Loops
Two doors in the Practice Hub lead here — the Loops tile, a library of backing tracks to lock into, and the Loop Trainer card, a slower and more surgical tool for isolating one hard passage until your hands catch up.
Practice Hub has two separate ways into this page, and it's worth keeping them straight in your head. The Loops tile, down in the grid, is a library of backing tracks you drop into and play over immediately — no prep, no setup screen. The Loop Trainer card, up top next to Routines and Fretboard, is a different tool doing a different job: grab one hard passage and slow it down until your hands catch up. Tap either one and you land on the same screen; which half you see first just depends on which you tapped.
The loop library
The library opens on a catalog of bundled backing-track loops — blues, funk, rock, jazz, and more. Pick one and it starts playing immediately, looping continuously so you can work out a bassline or lock into the groove for as long as you want. Adjust the key and tempo to fit what you're playing, then just play. A "now looping" mini-player stays pinned while you keep browsing the rest of the list, so switching from a funk groove to a blues shuffle doesn't mean stopping, backing out, and starting over.

Saving your own setups
Once you've dialed in a key, tempo, and feel you like, save it as a named setup of your own — separate from the bundled defaults, one tap to recall later. Useful if you keep coming back to the same backing track at the same slowed-down tempo to work out the same walk or fill; there's no reason to re-adjust it every time.
Recording over a loop
Hit record while a loop is playing and your take gets saved right there, playable later from the loop's entry in the list. Good for hearing back a line you improvised, or just checking whether what you played actually locked in with the groove.

Loop Trainer: woodshedding one passage
Loop Trainer isolates one specific stretch of music — a fill, a walk, a position shift — and slows it down without dropping the pitch, so you can hear it clearly at a speed your hands can actually keep up with. It works from three sources:
- An existing recording. Any idea, song take, jam take, or loop take you've already recorded. Drag the A/B handles around the tricky bit and it loops that slice at whatever slower, pitch-preserved speed you need.
- A song from your library. Pick a range of the bassline and Loop Trainer plays it back as a full band, with a tempo ramp that eases you up toward full speed rather than parking you at one fixed slow tempo forever.
- An imported audio file. Bring in any song, loop a section, slow it down without changing the pitch, or transpose the whole thing up or down to match your tuning — handy if you've dropped your low E to D, or you're running a five-string with a low B.

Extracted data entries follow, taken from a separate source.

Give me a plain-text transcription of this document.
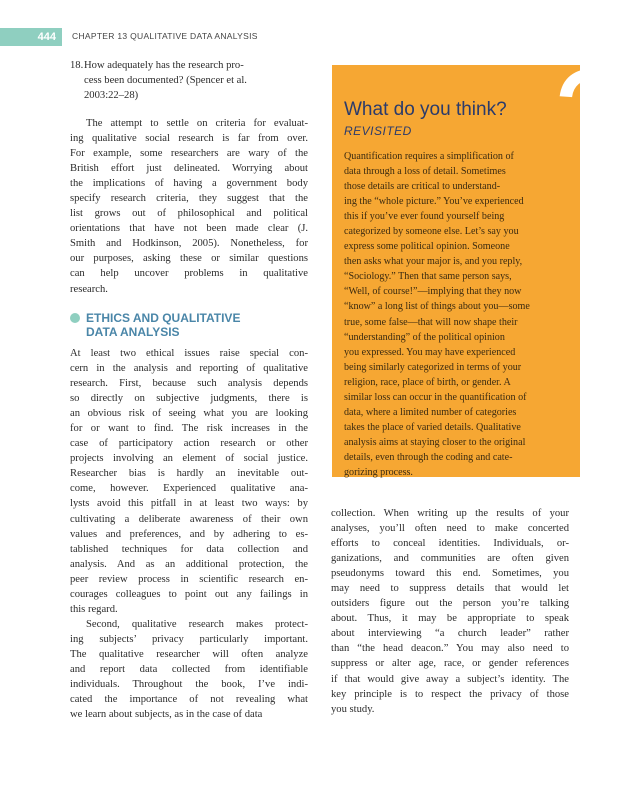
444	CHAPTER 13 QUALITATIVE DATA ANALYSIS
18. How adequately has the research pro-
cess been documented? (Spencer et al.
2003:22–28)
The attempt to settle on criteria for evaluat-
ing qualitative social research is far from over.
For example, some researchers are wary of the
British effort just delineated. Worrying about
the implications of having a government body
specify research criteria, they suggest that the
list grows out of philosophical and political
orientations that have not been made clear (J.
Smith and Hodkinson, 2005). Nonetheless, for
our purposes, asking these or similar questions
can help uncover problems in qualitative
research.
ETHICS AND QUALITATIVE
DATA ANALYSIS
At least two ethical issues raise special con-
cern in the analysis and reporting of qualitative
research. First, because such analysis depends
so directly on subjective judgments, there is
an obvious risk of seeing what you are looking
for or want to find. The risk increases in the
case of participatory action research or other
projects involving an element of social justice.
Researcher bias is hardly an inevitable out-
come, however. Experienced qualitative ana-
lysts avoid this pitfall in at least two ways: by
cultivating a deliberate awareness of their own
values and preferences, and by adhering to es-
tablished techniques for data collection and
analysis. And as an additional protection, the
peer review process in scientific research en-
courages colleagues to point out any failings in
this regard.
Second, qualitative research makes protect-
ing subjects’ privacy particularly important.
The qualitative researcher will often analyze
and report data collected from identifiable
individuals. Throughout the book, I’ve indi-
cated the importance of not revealing what
we learn about subjects, as in the case of data
?
What do you think?
REVISITED
Quantification requires a simplification of
data through a loss of detail. Sometimes
those details are critical to understand-
ing the “whole picture.” You’ve experienced
this if you’ve ever found yourself being
categorized by someone else. Let’s say you
express some political opinion. Someone
then asks what your major is, and you reply,
“Sociology.” Then that same person says,
“Well, of course!”—implying that they now
“know” a long list of things about you—some
true, some false—that will now shape their
“understanding” of the political opinion
you expressed. You may have experienced
being similarly categorized in terms of your
religion, race, place of birth, or gender. A
similar loss can occur in the quantification of
data, where a limited number of categories
takes the place of varied details. Qualitative
analysis aims at staying closer to the original
details, even through the coding and cate-
gorizing process.
collection. When writing up the results of your
analyses, you’ll often need to make concerted
efforts to conceal identities. Individuals, or-
ganizations, and communities are often given
pseudonyms toward this end. Sometimes, you
may need to suppress details that would let
outsiders figure out the person you’re talking
about. Thus, it may be appropriate to speak
about interviewing “a church leader” rather
than “the head deacon.” You may also need to
suppress or alter age, race, or gender references
if that would give away a subject’s identity. The
key principle is to respect the privacy of those
you study.
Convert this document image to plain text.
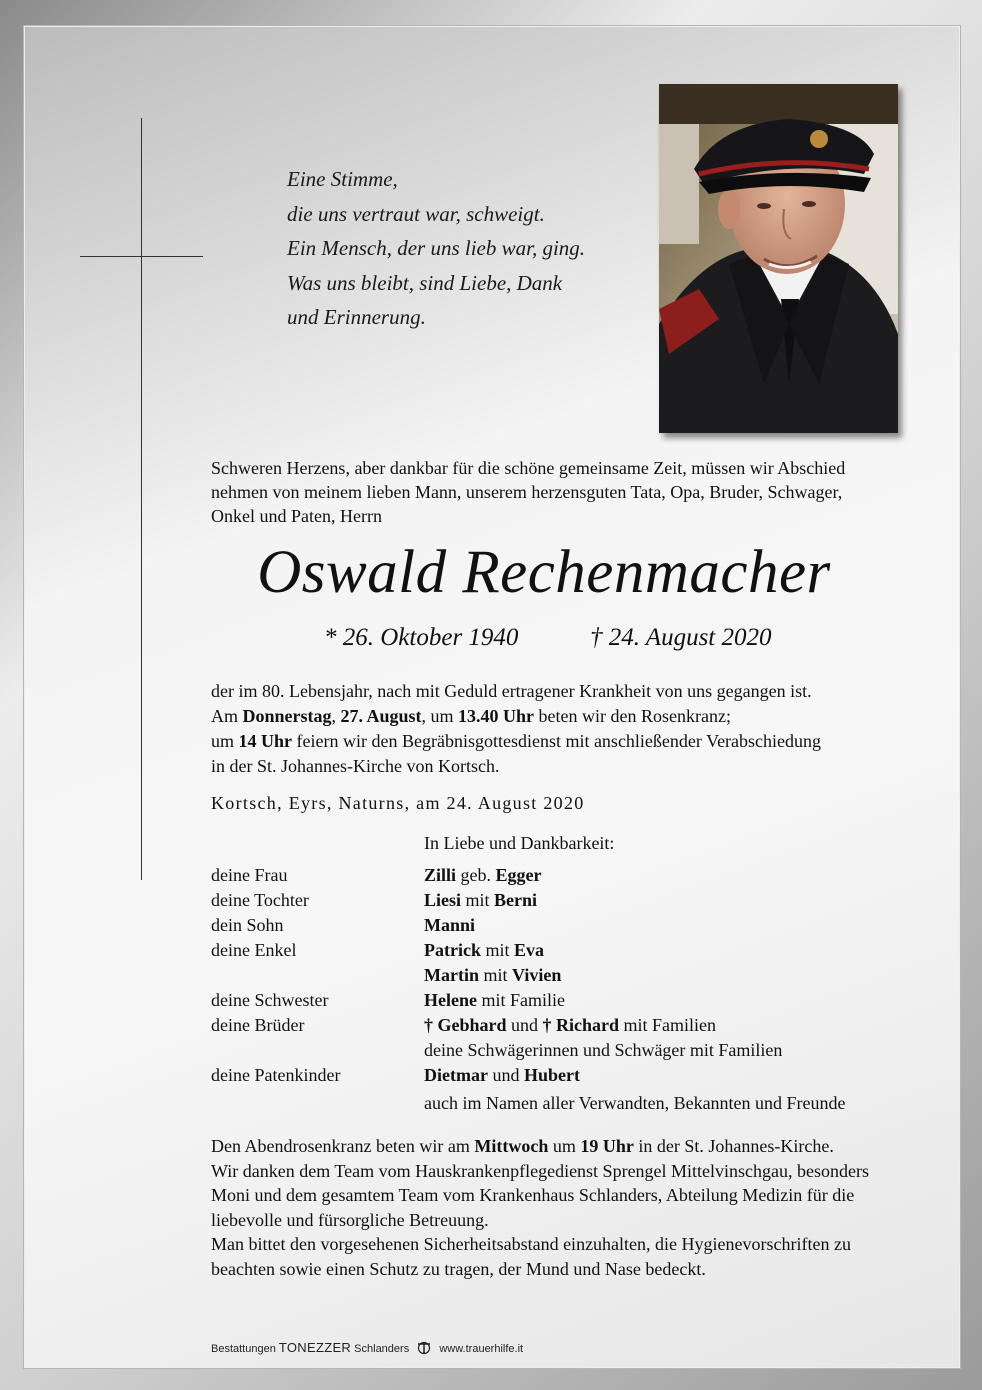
Eine Stimme,
die uns vertraut war, schweigt.
Ein Mensch, der uns lieb war, ging.
Was uns bleibt, sind Liebe, Dank
und Erinnerung.
Schweren Herzens, aber dankbar für die schöne gemeinsame Zeit, müssen wir Abschied
nehmen von meinem lieben Mann, unserem herzensguten Tata, Opa, Bruder, Schwager,
Onkel und Paten, Herrn
Oswald Rechenmacher
* 26. Oktober 1940	† 24. August 2020
der im 80. Lebensjahr, nach mit Geduld ertragener Krankheit von uns gegangen ist.
Am Donnerstag, 27. August, um 13.40 Uhr beten wir den Rosenkranz;
um 14 Uhr feiern wir den Begräbnisgottesdienst mit anschließender Verabschiedung
in der St. Johannes-Kirche von Kortsch.
Kortsch, Eyrs, Naturns, am 24. August 2020
In Liebe und Dankbarkeit:
deine Frau	Zilli geb. Egger
deine Tochter	Liesi mit Berni
dein Sohn	Manni
deine Enkel	Patrick mit Eva
Martin mit Vivien
deine Schwester	Helene mit Familie
deine Brüder	† Gebhard und † Richard mit Familien
deine Schwägerinnen und Schwäger mit Familien
deine Patenkinder	Dietmar und Hubert
auch im Namen aller Verwandten, Bekannten und Freunde
Den Abendrosenkranz beten wir am Mittwoch um 19 Uhr in der St. Johannes-Kirche.
Wir danken dem Team vom Hauskrankenpflegedienst Sprengel Mittelvinschgau, besonders
Moni und dem gesamtem Team vom Krankenhaus Schlanders, Abteilung Medizin für die
liebevolle und fürsorgliche Betreuung.
Man bittet den vorgesehenen Sicherheitsabstand einzuhalten, die Hygienevorschriften zu
beachten sowie einen Schutz zu tragen, der Mund und Nase bedeckt.
Bestattungen TONEZZER Schlanders	www.trauerhilfe.it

For imported files, Loop Trainer also runs an automatic "what chords is this" sketch — useful for a bassist working out what to walk over even though you're not the one playing the chords.
Worth knowing: that chord sketch runs offline, on your device — no upload, no waiting on a server. It's also a best guess, not a verified transcription. Treat it as a starting point for figuring out a song, not the final answer.